1
votes

I encountered a problem with asynchronous data transfer on the iGPU of a Intel Core i7-7600U.

The core part of the code from a trivial example:

std::vector<cl::Platform> platforms;
cl::Platform::get(&platforms);
auto platform = platforms.front();
std::vector<cl::Device> devices;
platform.getDevices(CL_DEVICE_TYPE_GPU, &devices);
auto device = devices.front();

cl::Context context(device);
char buf[16];
cl::Buffer memBuf(context, CL_MEM_READ_WRITE, sizeof(buf));

cl::CommandQueue queue(context, device);
cl::Event ev;
queue.enqueueWriteBuffer(memBuf, CL_FALSE, 0, sizeof(buf), buf, NULL, &ev);
int status;
do{
    ev.getInfo(CL_EVENT_COMMAND_EXECUTION_STATUS, &status);
}while(status != 0);
std::cout << "DONE" << std::endl;

What it should do is busy waiting on the data transfer.
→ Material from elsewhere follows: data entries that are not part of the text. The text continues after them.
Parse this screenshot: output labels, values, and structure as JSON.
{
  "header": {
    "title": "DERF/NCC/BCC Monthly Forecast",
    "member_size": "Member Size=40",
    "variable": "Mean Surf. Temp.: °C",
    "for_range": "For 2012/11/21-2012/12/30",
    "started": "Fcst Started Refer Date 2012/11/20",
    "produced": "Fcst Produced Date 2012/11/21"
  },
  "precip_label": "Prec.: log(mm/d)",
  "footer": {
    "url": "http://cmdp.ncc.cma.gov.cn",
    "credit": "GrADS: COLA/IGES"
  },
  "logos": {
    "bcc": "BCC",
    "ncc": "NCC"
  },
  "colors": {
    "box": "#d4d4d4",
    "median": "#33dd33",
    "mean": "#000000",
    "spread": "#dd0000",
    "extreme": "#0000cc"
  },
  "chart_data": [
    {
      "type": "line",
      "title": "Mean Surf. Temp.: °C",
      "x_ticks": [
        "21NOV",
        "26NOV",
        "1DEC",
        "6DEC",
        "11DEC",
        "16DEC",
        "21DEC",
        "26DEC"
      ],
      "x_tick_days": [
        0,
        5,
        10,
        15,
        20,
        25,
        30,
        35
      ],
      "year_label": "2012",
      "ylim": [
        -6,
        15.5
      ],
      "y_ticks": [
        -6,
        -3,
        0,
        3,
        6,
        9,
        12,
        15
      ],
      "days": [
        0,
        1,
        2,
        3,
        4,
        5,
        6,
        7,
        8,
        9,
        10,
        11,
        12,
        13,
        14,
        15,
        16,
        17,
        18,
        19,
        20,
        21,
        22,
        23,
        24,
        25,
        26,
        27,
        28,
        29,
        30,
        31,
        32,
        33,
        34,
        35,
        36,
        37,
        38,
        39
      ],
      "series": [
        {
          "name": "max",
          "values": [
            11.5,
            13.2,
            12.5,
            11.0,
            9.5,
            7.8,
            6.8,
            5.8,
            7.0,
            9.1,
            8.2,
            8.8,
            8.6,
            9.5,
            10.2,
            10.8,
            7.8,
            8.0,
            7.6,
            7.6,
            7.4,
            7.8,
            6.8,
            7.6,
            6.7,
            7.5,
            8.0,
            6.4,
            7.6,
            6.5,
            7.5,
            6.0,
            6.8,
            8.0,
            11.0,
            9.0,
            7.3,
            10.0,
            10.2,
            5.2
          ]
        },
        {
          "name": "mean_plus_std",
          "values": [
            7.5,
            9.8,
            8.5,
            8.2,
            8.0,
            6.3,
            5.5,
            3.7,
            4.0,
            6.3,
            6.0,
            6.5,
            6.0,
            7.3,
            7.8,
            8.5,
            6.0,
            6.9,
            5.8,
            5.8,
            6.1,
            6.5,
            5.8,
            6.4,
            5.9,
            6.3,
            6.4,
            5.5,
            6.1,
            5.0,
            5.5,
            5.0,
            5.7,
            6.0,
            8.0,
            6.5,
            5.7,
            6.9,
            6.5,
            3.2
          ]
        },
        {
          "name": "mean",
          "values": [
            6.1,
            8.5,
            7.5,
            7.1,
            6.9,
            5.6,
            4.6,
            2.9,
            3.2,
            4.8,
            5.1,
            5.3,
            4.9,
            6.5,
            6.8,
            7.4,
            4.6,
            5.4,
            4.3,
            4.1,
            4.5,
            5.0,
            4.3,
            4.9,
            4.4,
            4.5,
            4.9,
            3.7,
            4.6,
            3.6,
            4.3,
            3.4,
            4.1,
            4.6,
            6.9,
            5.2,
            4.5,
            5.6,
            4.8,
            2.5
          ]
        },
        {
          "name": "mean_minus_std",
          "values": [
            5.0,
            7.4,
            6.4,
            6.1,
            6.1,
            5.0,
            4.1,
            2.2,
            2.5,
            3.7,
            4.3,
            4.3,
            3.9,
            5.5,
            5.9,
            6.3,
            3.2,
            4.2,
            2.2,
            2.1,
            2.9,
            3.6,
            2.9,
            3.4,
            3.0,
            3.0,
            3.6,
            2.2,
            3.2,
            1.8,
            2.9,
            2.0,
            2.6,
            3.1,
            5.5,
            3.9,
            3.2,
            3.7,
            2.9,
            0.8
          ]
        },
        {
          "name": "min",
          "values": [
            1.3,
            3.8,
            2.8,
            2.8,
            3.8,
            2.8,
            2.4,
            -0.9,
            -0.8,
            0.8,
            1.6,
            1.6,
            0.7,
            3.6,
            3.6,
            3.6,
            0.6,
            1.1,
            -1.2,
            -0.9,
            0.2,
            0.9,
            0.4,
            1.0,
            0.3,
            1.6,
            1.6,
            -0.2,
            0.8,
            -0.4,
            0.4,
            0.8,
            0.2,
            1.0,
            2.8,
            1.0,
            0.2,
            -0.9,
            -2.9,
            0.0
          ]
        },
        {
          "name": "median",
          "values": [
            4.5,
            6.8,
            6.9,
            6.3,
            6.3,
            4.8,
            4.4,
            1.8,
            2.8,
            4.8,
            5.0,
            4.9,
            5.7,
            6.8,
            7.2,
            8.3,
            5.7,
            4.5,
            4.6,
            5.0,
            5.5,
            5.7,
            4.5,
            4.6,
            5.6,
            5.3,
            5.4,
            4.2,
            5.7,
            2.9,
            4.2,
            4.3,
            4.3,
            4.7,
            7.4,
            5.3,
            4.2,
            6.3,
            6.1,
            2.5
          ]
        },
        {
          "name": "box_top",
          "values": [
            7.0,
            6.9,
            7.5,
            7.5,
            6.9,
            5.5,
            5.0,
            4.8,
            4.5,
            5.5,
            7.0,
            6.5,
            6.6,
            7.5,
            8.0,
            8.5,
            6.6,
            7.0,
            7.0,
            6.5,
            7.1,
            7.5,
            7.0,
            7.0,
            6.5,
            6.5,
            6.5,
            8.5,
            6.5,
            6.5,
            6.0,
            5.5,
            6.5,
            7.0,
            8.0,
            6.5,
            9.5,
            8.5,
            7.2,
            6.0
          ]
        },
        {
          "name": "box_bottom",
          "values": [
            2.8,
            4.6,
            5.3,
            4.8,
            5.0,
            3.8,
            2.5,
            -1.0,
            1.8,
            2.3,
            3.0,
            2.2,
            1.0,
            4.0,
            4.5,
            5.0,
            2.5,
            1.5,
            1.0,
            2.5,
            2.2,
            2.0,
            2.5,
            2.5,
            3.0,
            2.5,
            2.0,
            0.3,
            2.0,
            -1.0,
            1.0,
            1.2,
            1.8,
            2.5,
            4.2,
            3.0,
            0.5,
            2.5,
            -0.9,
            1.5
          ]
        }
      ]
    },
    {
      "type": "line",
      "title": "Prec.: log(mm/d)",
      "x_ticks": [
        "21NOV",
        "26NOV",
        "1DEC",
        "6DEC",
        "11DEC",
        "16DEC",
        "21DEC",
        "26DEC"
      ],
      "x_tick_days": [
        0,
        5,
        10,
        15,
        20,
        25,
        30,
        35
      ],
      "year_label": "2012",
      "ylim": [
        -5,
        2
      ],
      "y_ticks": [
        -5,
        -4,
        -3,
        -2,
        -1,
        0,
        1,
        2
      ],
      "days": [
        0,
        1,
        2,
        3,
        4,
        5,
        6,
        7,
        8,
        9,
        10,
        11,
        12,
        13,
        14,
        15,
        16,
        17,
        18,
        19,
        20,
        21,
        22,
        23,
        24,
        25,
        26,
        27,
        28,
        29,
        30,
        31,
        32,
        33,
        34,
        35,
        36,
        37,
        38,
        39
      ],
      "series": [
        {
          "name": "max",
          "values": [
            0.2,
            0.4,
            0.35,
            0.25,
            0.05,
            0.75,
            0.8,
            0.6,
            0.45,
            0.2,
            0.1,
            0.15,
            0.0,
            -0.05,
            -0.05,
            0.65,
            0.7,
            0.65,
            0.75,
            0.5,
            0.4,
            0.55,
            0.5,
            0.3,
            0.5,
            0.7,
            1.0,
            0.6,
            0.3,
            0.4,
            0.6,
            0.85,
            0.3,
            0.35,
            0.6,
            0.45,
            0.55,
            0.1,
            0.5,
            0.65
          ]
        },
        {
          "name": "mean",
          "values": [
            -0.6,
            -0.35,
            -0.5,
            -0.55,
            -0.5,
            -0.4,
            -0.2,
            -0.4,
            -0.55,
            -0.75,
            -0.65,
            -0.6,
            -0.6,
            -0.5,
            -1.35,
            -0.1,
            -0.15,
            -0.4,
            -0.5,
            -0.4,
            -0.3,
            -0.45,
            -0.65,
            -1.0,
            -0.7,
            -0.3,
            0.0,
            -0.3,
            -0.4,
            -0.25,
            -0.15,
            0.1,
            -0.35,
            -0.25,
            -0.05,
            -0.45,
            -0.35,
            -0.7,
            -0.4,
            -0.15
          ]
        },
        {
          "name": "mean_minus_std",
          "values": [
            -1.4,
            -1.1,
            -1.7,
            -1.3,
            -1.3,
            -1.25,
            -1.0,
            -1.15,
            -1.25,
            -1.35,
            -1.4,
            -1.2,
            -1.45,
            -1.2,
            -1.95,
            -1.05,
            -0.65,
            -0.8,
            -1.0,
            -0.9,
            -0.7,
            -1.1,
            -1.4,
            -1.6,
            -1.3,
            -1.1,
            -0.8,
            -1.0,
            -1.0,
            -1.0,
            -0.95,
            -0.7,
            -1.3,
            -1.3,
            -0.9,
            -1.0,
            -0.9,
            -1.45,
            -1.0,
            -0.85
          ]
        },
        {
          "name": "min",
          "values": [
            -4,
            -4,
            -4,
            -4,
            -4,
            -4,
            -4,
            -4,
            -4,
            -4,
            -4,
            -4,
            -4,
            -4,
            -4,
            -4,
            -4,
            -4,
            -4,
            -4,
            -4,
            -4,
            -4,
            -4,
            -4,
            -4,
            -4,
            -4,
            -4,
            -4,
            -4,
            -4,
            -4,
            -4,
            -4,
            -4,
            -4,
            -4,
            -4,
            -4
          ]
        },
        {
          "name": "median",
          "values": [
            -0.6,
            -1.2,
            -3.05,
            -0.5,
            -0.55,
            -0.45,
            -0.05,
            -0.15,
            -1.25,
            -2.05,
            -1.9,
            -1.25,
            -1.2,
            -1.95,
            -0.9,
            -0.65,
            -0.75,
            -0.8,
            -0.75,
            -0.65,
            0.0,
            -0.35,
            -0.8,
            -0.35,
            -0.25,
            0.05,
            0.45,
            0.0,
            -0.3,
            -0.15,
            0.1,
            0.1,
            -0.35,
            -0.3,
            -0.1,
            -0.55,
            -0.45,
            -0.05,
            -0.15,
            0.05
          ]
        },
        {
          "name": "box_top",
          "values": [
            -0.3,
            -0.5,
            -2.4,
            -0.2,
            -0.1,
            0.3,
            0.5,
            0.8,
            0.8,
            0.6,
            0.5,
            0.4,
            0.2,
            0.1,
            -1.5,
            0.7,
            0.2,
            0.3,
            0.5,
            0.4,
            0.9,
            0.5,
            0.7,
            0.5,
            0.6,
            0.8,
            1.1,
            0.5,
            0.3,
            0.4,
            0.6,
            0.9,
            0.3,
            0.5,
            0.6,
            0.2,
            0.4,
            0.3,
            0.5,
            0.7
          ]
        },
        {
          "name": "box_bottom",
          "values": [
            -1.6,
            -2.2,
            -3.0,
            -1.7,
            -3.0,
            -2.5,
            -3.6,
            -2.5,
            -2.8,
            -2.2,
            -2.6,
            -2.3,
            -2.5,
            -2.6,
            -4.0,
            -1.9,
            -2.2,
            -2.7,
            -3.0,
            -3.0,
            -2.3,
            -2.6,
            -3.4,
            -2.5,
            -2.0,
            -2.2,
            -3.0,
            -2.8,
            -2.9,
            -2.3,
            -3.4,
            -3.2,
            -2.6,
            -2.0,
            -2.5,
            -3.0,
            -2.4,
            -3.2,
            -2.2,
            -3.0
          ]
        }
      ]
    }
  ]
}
This could be included in a scheduler (and is in starPU)

However it doesn't pass the loop. When I use the CPU instead (CL_DEVICE_TYPE_CPU) it works. When I use ev.wait() or queue.finish() it works.

Is this an Intel bug? Is there anything in the OpenCL standard, that allows the implementation to delay the scheduling till it is actually waited for?

For reference: Using Linux Mint, Kernel 4.13.0-32-generic #35~16.04.1-Ubuntu SMP.
OpenCL runtime from https://software.intel.com/en-us/articles/opencl-drivers (intel-opencl-r5.0 (SRB5.0) Linux driver package) and installed via:

sudo alien --to-deb *.rpm
sudo dpkg -i *.deb
sudo ln -s /opt/intel/opencl/include/CL /usr/local/include/CL
sudo apt-get install ocl-icd-libopencl1
1

1 Answers

2
votes

OpenCL commands enqueued by clEnqueueXXX do not start execution, until you call clFlush or clFinish functions.

  • clFlush basically moves all commands from CL_QUEUED state to CL_SUBMITTED state (see clGetEventInfo documentation for a list of all states).

  • clFinish does the same as clFlush, but also blocks until all commands in a queue finish execution.

In your example, you should add clFlush call before the loop to make it work.

Edit: some OpenCL implementations can do an implicit clFlush after enqueue, so a command can start right after clEnqueueXXX call. This is not portable, and for general case, you should still use clFlush or clFinish.